Les marchés pétroliers ont clôturé la semaine sur une note positive. Vendredi soir, le baril a frôlé les 72 dollars, un niveau inédit depuis fin juillet 2025. Une progression qui, si elle se maintient, pourrait offrir à l’Algérie une marge budgétaire appréciable par rapport au prix de référence fixé à 60 dollars dans la loi de finances 2026.

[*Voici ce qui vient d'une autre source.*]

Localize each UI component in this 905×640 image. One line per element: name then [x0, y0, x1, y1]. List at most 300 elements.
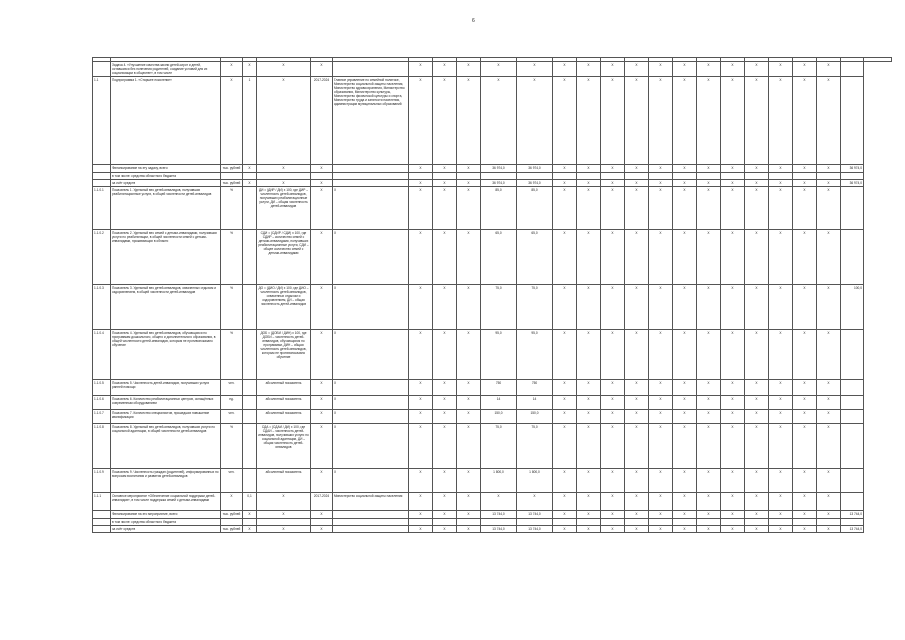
value-cell: Х [817, 469, 841, 493]
value-cell: Х [553, 410, 577, 424]
value-cell: 150,0 [517, 410, 553, 424]
value-cell: Х [577, 526, 601, 533]
value-cell: Х [769, 330, 793, 380]
period-cell: Х [311, 511, 333, 519]
row-id-cell [93, 519, 111, 526]
executor-cell [333, 62, 409, 77]
executor-cell [333, 180, 409, 187]
value-cell: Х [721, 180, 745, 187]
value-cell: Х [793, 396, 817, 410]
executor-cell: Главное управление по семейной политике, Министерство социальной защиты населения, Министерство здравоохранения, Министерство образования, Министерство культуры, Министерство физической культуры и спорта, Министерство труда и занятости населения, администрации муниципальных образований [333, 77, 409, 165]
unit-cell: чел. [221, 469, 243, 493]
value-cell: Х [745, 330, 769, 380]
value-cell: Х [673, 526, 697, 533]
value-cell: 95,0 [517, 330, 553, 380]
value-cell: Х [817, 62, 841, 77]
value-cell: Х [601, 165, 625, 173]
value-cell: Х [769, 526, 793, 533]
value-cell: Х [625, 396, 649, 410]
value-cell: Х [625, 424, 649, 469]
total-cell [841, 469, 864, 493]
table-row [93, 519, 892, 526]
value-cell: Х [577, 62, 601, 77]
value-cell: Х [601, 380, 625, 396]
value-cell: Х [481, 77, 517, 165]
value-cell: Х [577, 424, 601, 469]
executor-cell: Х [333, 330, 409, 380]
executor-cell: Х [333, 396, 409, 410]
value-cell [769, 173, 793, 180]
value-cell: 1 800,0 [517, 469, 553, 493]
value-cell: Х [769, 511, 793, 519]
value-cell [697, 173, 721, 180]
code-cell: 0,1 [243, 493, 257, 511]
formula-cell: Х [257, 511, 311, 519]
value-cell: 13 744,0 [481, 511, 517, 519]
row-id-cell [93, 526, 111, 533]
table-body [93, 58, 892, 533]
table-row [93, 165, 892, 173]
unit-cell: чел. [221, 410, 243, 424]
value-cell: Х [553, 511, 577, 519]
value-cell: Х [697, 424, 721, 469]
value-cell: Х [721, 165, 745, 173]
period-cell: 2017-2024 [311, 77, 333, 165]
total-cell [841, 230, 864, 285]
value-cell: Х [553, 62, 577, 77]
formula-cell [257, 173, 311, 180]
value-cell: Х [769, 62, 793, 77]
row-id-cell: 1.1.0.5 [93, 380, 111, 396]
period-cell: Х [311, 180, 333, 187]
value-cell: Х [601, 62, 625, 77]
value-cell: Х [625, 165, 649, 173]
value-cell [457, 173, 481, 180]
executor-cell: Х [333, 424, 409, 469]
value-cell: Х [769, 230, 793, 285]
value-cell: Х [769, 493, 793, 511]
value-cell: Х [793, 469, 817, 493]
value-cell: Х [577, 380, 601, 396]
page-number: 6 [472, 18, 475, 24]
table-row [93, 77, 892, 165]
value-cell: Х [817, 77, 841, 165]
value-cell: Х [817, 180, 841, 187]
code-cell: Х [243, 180, 257, 187]
value-cell: Х [601, 424, 625, 469]
row-name-cell: в том числе: средства областного бюджета [111, 173, 221, 180]
value-cell: Х [697, 526, 721, 533]
value-cell [577, 173, 601, 180]
value-cell: Х [649, 380, 673, 396]
value-cell: Х [649, 424, 673, 469]
code-cell [243, 410, 257, 424]
value-cell: Х [433, 285, 457, 330]
value-cell: Х [625, 493, 649, 511]
value-cell: Х [793, 285, 817, 330]
value-cell: Х [673, 410, 697, 424]
table-row [93, 469, 892, 493]
value-cell: Х [481, 493, 517, 511]
row-id-cell [93, 511, 111, 519]
value-cell: Х [673, 396, 697, 410]
value-cell: 150,0 [481, 410, 517, 424]
value-cell: Х [697, 410, 721, 424]
formula-cell: СДИ = (СДИР / СДИ) х 100, где СДИР – количество семей с детьми-инвалидами, получивших реабилитационные услуги, СДИ – общее количество семей с детьми-инвалидами [257, 230, 311, 285]
value-cell: Х [745, 493, 769, 511]
row-name-cell: Задача 4. «Улучшение качества жизни детей-сирот и детей, оставшихся без попечения родителей, создание условий для их социализации в обществе», в том числе [111, 62, 221, 77]
code-cell [243, 519, 257, 526]
value-cell: 14 [517, 396, 553, 410]
value-cell: Х [553, 180, 577, 187]
value-cell: Х [577, 493, 601, 511]
value-cell: Х [769, 396, 793, 410]
value-cell: Х [793, 526, 817, 533]
formula-cell: Х [257, 526, 311, 533]
value-cell: Х [745, 230, 769, 285]
value-cell: Х [649, 396, 673, 410]
row-id-cell: 1.1.0.2 [93, 230, 111, 285]
value-cell: Х [721, 285, 745, 330]
value-cell: Х [457, 62, 481, 77]
value-cell: Х [721, 380, 745, 396]
value-cell: Х [745, 380, 769, 396]
row-id-cell: 1.1.0.1 [93, 187, 111, 230]
value-cell: Х [409, 493, 433, 511]
formula-cell: Х [257, 493, 311, 511]
value-cell [673, 519, 697, 526]
value-cell: Х [721, 396, 745, 410]
code-cell [243, 396, 257, 410]
value-cell: Х [577, 285, 601, 330]
value-cell [817, 173, 841, 180]
value-cell: Х [649, 410, 673, 424]
formula-cell [257, 519, 311, 526]
value-cell: Х [409, 511, 433, 519]
value-cell: Х [721, 230, 745, 285]
value-cell: Х [649, 187, 673, 230]
value-cell: Х [409, 380, 433, 396]
value-cell [769, 519, 793, 526]
value-cell: Х [793, 187, 817, 230]
formula-cell: ДИ = (ДИР / ДИ) х 100, где ДИР – численность детей-инвалидов, получивших реабилитационные услуги, ДИ – общая численность детей-инвалидов [257, 187, 311, 230]
value-cell: Х [517, 62, 553, 77]
value-cell: Х [793, 424, 817, 469]
value-cell: Х [433, 62, 457, 77]
value-cell [793, 519, 817, 526]
total-cell [841, 519, 864, 526]
value-cell: Х [745, 396, 769, 410]
code-cell: Х [243, 526, 257, 533]
formula-cell: Х [257, 180, 311, 187]
value-cell: Х [673, 165, 697, 173]
value-cell: 65,0 [517, 230, 553, 285]
value-cell: Х [649, 165, 673, 173]
value-cell: 13 744,0 [517, 511, 553, 519]
value-cell [817, 519, 841, 526]
value-cell: 13 744,0 [517, 526, 553, 533]
value-cell: Х [745, 424, 769, 469]
value-cell: Х [457, 165, 481, 173]
value-cell: Х [409, 526, 433, 533]
value-cell: Х [409, 165, 433, 173]
code-cell [243, 230, 257, 285]
formula-cell: абсолютный показатель [257, 396, 311, 410]
value-cell [457, 519, 481, 526]
value-cell: Х [745, 469, 769, 493]
value-cell: Х [553, 285, 577, 330]
value-cell: 85,0 [481, 187, 517, 230]
code-cell: Х [243, 62, 257, 77]
value-cell: Х [625, 410, 649, 424]
value-cell: Х [673, 493, 697, 511]
row-name-cell: за счёт средств [111, 180, 221, 187]
value-cell: Х [793, 511, 817, 519]
total-cell: 100,0 [841, 285, 864, 330]
value-cell: Х [697, 180, 721, 187]
unit-cell: % [221, 230, 243, 285]
row-name-cell: Основное мероприятие «Обеспечение социальной поддержки детей-инвалидов», в том числе поддержка семей с детьми-инвалидами [111, 493, 221, 511]
table-row [93, 62, 892, 77]
value-cell: Х [553, 469, 577, 493]
value-cell: Х [769, 424, 793, 469]
row-name-cell: Показатель 3. Удельный вес детей-инвалидов, охваченных отдыхом и оздоровлением, в общей численности детей-инвалидов [111, 285, 221, 330]
unit-cell: тыс. рублей [221, 511, 243, 519]
value-cell: Х [553, 396, 577, 410]
value-cell: Х [673, 180, 697, 187]
code-cell [243, 330, 257, 380]
value-cell: Х [577, 511, 601, 519]
value-cell: Х [769, 410, 793, 424]
formula-cell: Х [257, 165, 311, 173]
table-row [93, 173, 892, 180]
formula-cell: Х [257, 62, 311, 77]
table-row [93, 526, 892, 533]
value-cell: Х [553, 424, 577, 469]
value-cell: Х [433, 230, 457, 285]
formula-cell: абсолютный показатель [257, 469, 311, 493]
period-cell: Х [311, 62, 333, 77]
table-row [93, 424, 892, 469]
period-cell [311, 519, 333, 526]
value-cell: 75,0 [517, 424, 553, 469]
value-cell: Х [769, 380, 793, 396]
executor-cell: Министерство социальной защиты населения [333, 493, 409, 511]
value-cell: Х [625, 187, 649, 230]
period-cell: Х [311, 396, 333, 410]
period-cell: Х [311, 424, 333, 469]
value-cell: 75,0 [481, 285, 517, 330]
value-cell: Х [769, 165, 793, 173]
value-cell: Х [601, 493, 625, 511]
row-id-cell [93, 173, 111, 180]
value-cell: Х [817, 285, 841, 330]
row-name-cell: за счёт средств [111, 526, 221, 533]
formula-cell: ДО = (ДИО / ДИ) х 100, где ДИО – численность детей-инвалидов, охваченных отдыхом и оздоровлением, ДИ – общая численность детей-инвалидов [257, 285, 311, 330]
value-cell: Х [673, 424, 697, 469]
period-cell: Х [311, 165, 333, 173]
value-cell: Х [673, 330, 697, 380]
value-cell: 750 [481, 380, 517, 396]
total-cell [841, 380, 864, 396]
value-cell: Х [457, 285, 481, 330]
row-id-cell [93, 62, 111, 77]
value-cell: Х [601, 180, 625, 187]
value-cell [517, 173, 553, 180]
value-cell [553, 519, 577, 526]
table-row [93, 330, 892, 380]
value-cell: Х [697, 330, 721, 380]
executor-cell [333, 519, 409, 526]
unit-cell: ед. [221, 396, 243, 410]
executor-cell: Х [333, 410, 409, 424]
total-cell [841, 77, 864, 165]
value-cell: Х [817, 396, 841, 410]
value-cell: 85,0 [517, 187, 553, 230]
value-cell: Х [721, 424, 745, 469]
value-cell: Х [817, 165, 841, 173]
total-cell: 13 744,0 [841, 526, 864, 533]
table-row [93, 396, 892, 410]
value-cell: Х [673, 77, 697, 165]
table-row [93, 187, 892, 230]
value-cell [601, 519, 625, 526]
unit-cell: Х [221, 62, 243, 77]
value-cell: Х [721, 511, 745, 519]
unit-cell: % [221, 187, 243, 230]
value-cell: Х [769, 187, 793, 230]
value-cell: Х [649, 526, 673, 533]
row-name-cell: Показатель 8. Удельный вес детей-инвалидов, получивших услуги по социальной адаптации, в общей численности детей-инвалидов [111, 424, 221, 469]
value-cell: 65,0 [481, 230, 517, 285]
value-cell: Х [601, 285, 625, 330]
value-cell: Х [769, 180, 793, 187]
unit-cell: Х [221, 77, 243, 165]
value-cell: 36 974,0 [481, 165, 517, 173]
value-cell: Х [553, 493, 577, 511]
value-cell: Х [481, 62, 517, 77]
value-cell: Х [577, 230, 601, 285]
period-cell: Х [311, 285, 333, 330]
code-cell [243, 469, 257, 493]
value-cell: Х [553, 77, 577, 165]
value-cell: Х [601, 469, 625, 493]
total-cell [841, 410, 864, 424]
value-cell: Х [697, 230, 721, 285]
value-cell: Х [697, 62, 721, 77]
value-cell: Х [577, 165, 601, 173]
value-cell: Х [721, 330, 745, 380]
value-cell: Х [409, 396, 433, 410]
value-cell: Х [673, 469, 697, 493]
value-cell: Х [553, 230, 577, 285]
value-cell: Х [817, 526, 841, 533]
value-cell: Х [601, 330, 625, 380]
value-cell [409, 519, 433, 526]
value-cell: Х [553, 165, 577, 173]
row-id-cell [93, 180, 111, 187]
value-cell: Х [793, 62, 817, 77]
value-cell: Х [409, 230, 433, 285]
value-cell: 95,0 [481, 330, 517, 380]
value-cell: Х [433, 330, 457, 380]
value-cell: Х [673, 380, 697, 396]
value-cell: 13 744,0 [481, 526, 517, 533]
row-id-cell: 1.1.0.6 [93, 396, 111, 410]
budget-table-sheet [92, 57, 887, 533]
code-cell: Х [243, 165, 257, 173]
value-cell: Х [817, 424, 841, 469]
value-cell: Х [601, 230, 625, 285]
value-cell: Х [433, 380, 457, 396]
row-name-cell: Показатель 2. Удельный вес семей с детьми-инвалидами, получивших услуги по реабилитации, в общей численности семей с детьми-инвалидами, проживающих в области [111, 230, 221, 285]
period-cell [311, 173, 333, 180]
executor-cell: Х [333, 469, 409, 493]
value-cell: Х [649, 77, 673, 165]
row-id-cell: 1.1 [93, 77, 111, 165]
value-cell: Х [553, 330, 577, 380]
code-cell [243, 173, 257, 180]
value-cell: Х [721, 187, 745, 230]
table-row [93, 230, 892, 285]
value-cell: Х [433, 396, 457, 410]
row-name-cell: Показатель 5. Численность детей-инвалидов, получивших услуги ранней помощи [111, 380, 221, 396]
value-cell: Х [457, 424, 481, 469]
unit-cell: % [221, 285, 243, 330]
value-cell: Х [601, 187, 625, 230]
value-cell: Х [457, 511, 481, 519]
value-cell: Х [817, 330, 841, 380]
table-row [93, 493, 892, 511]
period-cell: Х [311, 330, 333, 380]
value-cell: Х [649, 330, 673, 380]
value-cell [433, 519, 457, 526]
value-cell: Х [625, 230, 649, 285]
total-cell: 13 744,0 [841, 511, 864, 519]
value-cell: Х [457, 396, 481, 410]
period-cell: Х [311, 469, 333, 493]
unit-cell: тыс. рублей [221, 180, 243, 187]
value-cell: Х [649, 493, 673, 511]
budget-table [92, 57, 892, 533]
unit-cell: чел. [221, 380, 243, 396]
value-cell: Х [697, 493, 721, 511]
row-id-cell: 1.1.0.8 [93, 424, 111, 469]
value-cell [433, 173, 457, 180]
value-cell: Х [793, 493, 817, 511]
value-cell: Х [553, 380, 577, 396]
unit-cell [221, 519, 243, 526]
value-cell: Х [553, 526, 577, 533]
value-cell: Х [433, 493, 457, 511]
period-cell: Х [311, 230, 333, 285]
value-cell: Х [793, 77, 817, 165]
unit-cell: тыс. рублей [221, 165, 243, 173]
total-cell: 36 974,0 [841, 165, 864, 173]
value-cell: Х [649, 511, 673, 519]
value-cell: Х [745, 165, 769, 173]
value-cell: Х [457, 410, 481, 424]
value-cell: Х [577, 396, 601, 410]
value-cell: Х [433, 526, 457, 533]
value-cell [649, 519, 673, 526]
value-cell: Х [745, 285, 769, 330]
row-name-cell: Финансирование на это мероприятие, всего: [111, 511, 221, 519]
formula-cell: ДОБ = (ДОБИ / ДИН) х 100, где ДОБИ – численность детей-инвалидов, обучающихся по программам, ДИН – общая численность детей-инвалидов, которым не противопоказано обучение [257, 330, 311, 380]
value-cell: Х [721, 62, 745, 77]
value-cell: Х [793, 380, 817, 396]
total-cell [841, 330, 864, 380]
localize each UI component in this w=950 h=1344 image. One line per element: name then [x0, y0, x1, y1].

Le Brent, référence mondiale et indicateur clé pour le brut algérien, a terminé la semaine à 71,76 dollars le baril, en légère hausse. Ce seuil marque un retour à des niveaux que le marché n’avait plus atteints depuis plusieurs mois.
Tensions géopolitiques et baisse des stocks
Pour l’expert en énergie Baghdad Mendouch, plusieurs facteurs expliquent cette dynamique. En premier lieu, les tensions géopolitiques persistantes, notamment entre les États-Unis et l’Iran, ravivent les craintes sur la stabilité des approvisionnements mondiaux.
Autre élément déterminant : la diminution récente des stocks commerciaux de brut aux États-Unis, qui a contribué à soutenir les prix en renforçant les anticipations de demande.
Le rôle de l’OPEP+
La stratégie de l’OPEP+ continue également d’influencer le marché. Bien que des hausses de production aient été décidées, l’absence de nouvelles augmentations jusqu’à la fin mars prochain limite l’offre additionnelle. Un facteur haussier, d’autant que l’alliance représente plus de 45 % de la production mondiale.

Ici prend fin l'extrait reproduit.